The book uses a complicated and sometimes confusing grid: each page is divided in two, the wider inside column is used for commentary, recipe titles and methods while the narrower outside column is used for lists of ingredients. While the outside column stays at the same width the inside column sometimes becomes wider, extending into the central gutter: this is sometimes to do with the opening of a sub-section, sometimes to do with the presence of a photograph on the facing page; and occasionally to do with the ending of a sub-section but more often than not, it is seemingly at random.
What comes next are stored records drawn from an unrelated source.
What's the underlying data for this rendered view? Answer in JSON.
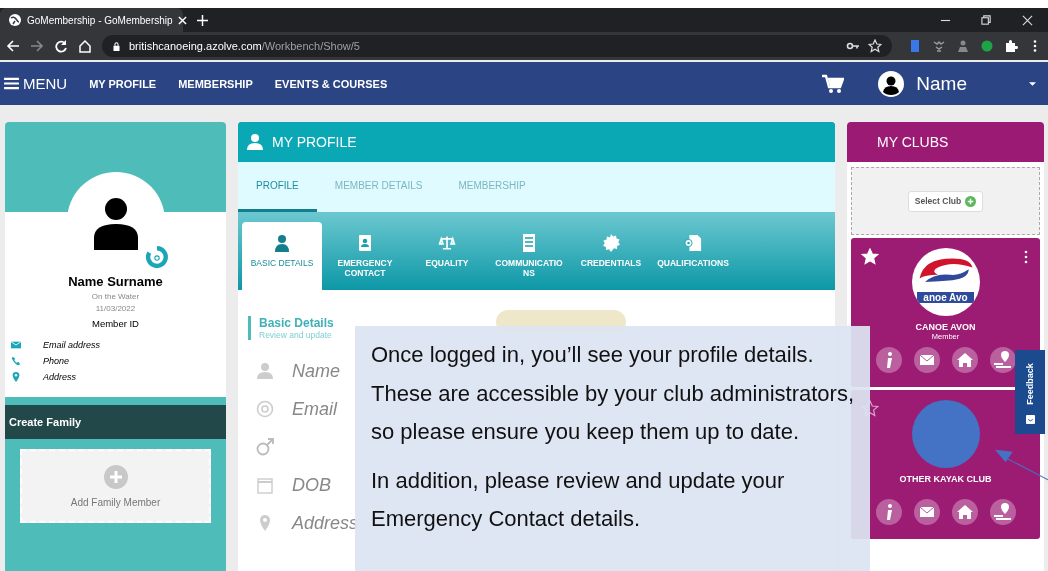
{
  "browser": {
    "tab_title": "GoMembership - GoMembership",
    "url_host": "britishcanoeing.azolve.com",
    "url_path": "/Workbench/Show/5"
  },
  "nav": {
    "menu_label": "MENU",
    "items": [
      "MY PROFILE",
      "MEMBERSHIP",
      "EVENTS & COURSES"
    ],
    "user_name": "Name"
  },
  "member_card": {
    "name": "Name Surname",
    "discipline": "On the Water",
    "date": "11/03/2022",
    "member_id": "Member ID",
    "contacts": [
      {
        "kind": "email",
        "text": "Email address"
      },
      {
        "kind": "phone",
        "text": "Phone"
      },
      {
        "kind": "address",
        "text": "Address"
      }
    ],
    "family_title": "Create Family",
    "add_family": "Add Family Member"
  },
  "profile": {
    "title": "MY PROFILE",
    "tabs": [
      {
        "label": "PROFILE",
        "selected": true
      },
      {
        "label": "MEMBER DETAILS",
        "selected": false
      },
      {
        "label": "MEMBERSHIP",
        "selected": false
      }
    ],
    "subtabs": [
      {
        "kind": "person",
        "label": "BASIC DETAILS",
        "selected": true
      },
      {
        "kind": "contact",
        "label": "EMERGENCY CONTACT",
        "selected": false
      },
      {
        "kind": "scales",
        "label": "EQUALITY",
        "selected": false
      },
      {
        "kind": "list",
        "label": "COMMUNICATIO NS",
        "selected": false
      },
      {
        "kind": "badge",
        "label": "CREDENTIALS",
        "selected": false
      },
      {
        "kind": "certificate",
        "label": "QUALIFICATIONS",
        "selected": false
      }
    ],
    "section_title": "Basic Details",
    "section_subtitle": "Review and update",
    "fields": [
      {
        "kind": "name",
        "value": "Name"
      },
      {
        "kind": "email",
        "value": "Email"
      },
      {
        "kind": "gender"
      },
      {
        "kind": "dob",
        "value": "DOB"
      },
      {
        "kind": "address",
        "value": "Address"
      }
    ]
  },
  "clubs": {
    "title": "MY CLUBS",
    "select_label": "Select Club",
    "items": [
      {
        "name": "CANOE AVON",
        "role": "Member",
        "favorite": true,
        "logo_text": "anoe Avo"
      },
      {
        "name": "OTHER KAYAK CLUB",
        "favorite": false
      }
    ]
  },
  "feedback": "Feedback",
  "callout": {
    "paragraphs": [
      "Once logged in, you’ll see your profile details.  These are accessible by your club administrators, so please ensure you keep them up to date.",
      "In addition, please review and update your Emergency Contact details."
    ]
  }
}
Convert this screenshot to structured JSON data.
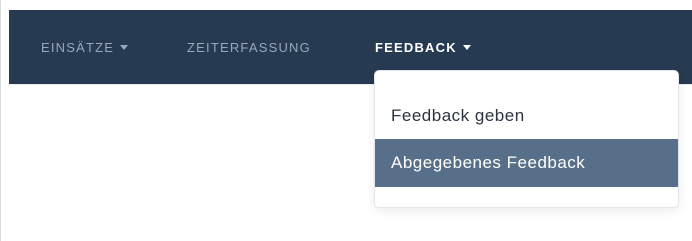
{
  "topbar": {
    "background": "#263a52",
    "items": [
      {
        "label": "EINSÄTZE",
        "has_caret": true,
        "active": false
      },
      {
        "label": "ZEITERFASSUNG",
        "has_caret": false,
        "active": false
      },
      {
        "label": "FEEDBACK",
        "has_caret": true,
        "active": true
      }
    ]
  },
  "dropdown": {
    "items": [
      {
        "label": "Feedback geben",
        "selected": false
      },
      {
        "label": "Abgegebenes Feedback",
        "selected": true
      }
    ],
    "selected_background": "#576f88"
  },
  "icons": {
    "caret": "caret-down-icon"
  }
}
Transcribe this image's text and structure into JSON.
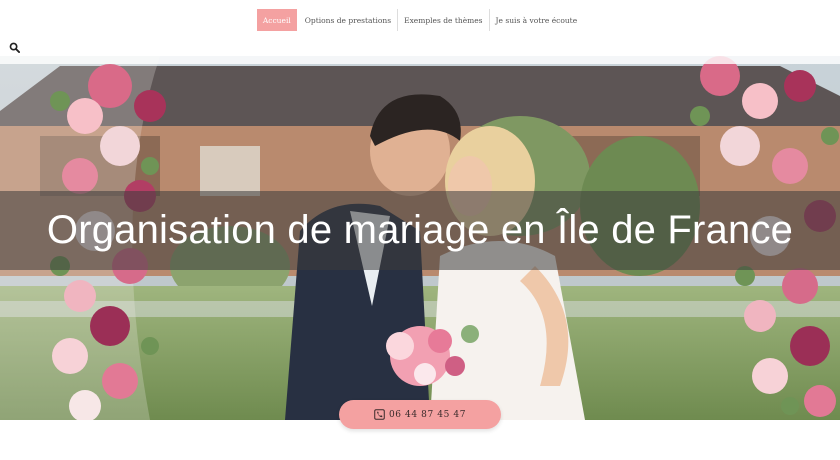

Condensed Helvetica light in a percentage of black is used for the method and for the lists of ingredients. FF OCR F in uppercase and printed in a percentage of black is used for recipe titles which are inset slightly. A translation in Italian of the recipe title is set in italic FF OCR F, printed in the colour of the section. Italic Baskerville is also used in certain places such as the sub-section headings - its purpose is to add another voice which is used for commentary but the use of this dignified and refined typeface strikes a somewhat incongruous note with the machine-like FF OCR F.
Photographs are used sparingly throughout the book; not every recipe is illustrated. The photographs appear at full bleed almost on every other spread. The photographs are consistently styled and shot: the food is either shown on a white plate or bowl or in the dish in which it was cooked; the bowl or plate is shown at an angle suggesting that the reader is seated at a table with the food in front of them; a plain white cloth covers the table and no background is shown other than in the meals presented in the cooking dishes where there may be a suggestion of a cooker or chopping board. The presentation is, to some extent, neutral: this book does not create atmosphere through the use of props to signify ‘Italianess’ rather the food is left to speak for itself. The photographs are not saturated with colour and are, if anything, slightly pallid. The food is not unappealing but in its home-made qualities does not inspire aspiration or the desire to cook. The photographs are supplemented with simple and naive line drawings which confuse the message of the book further.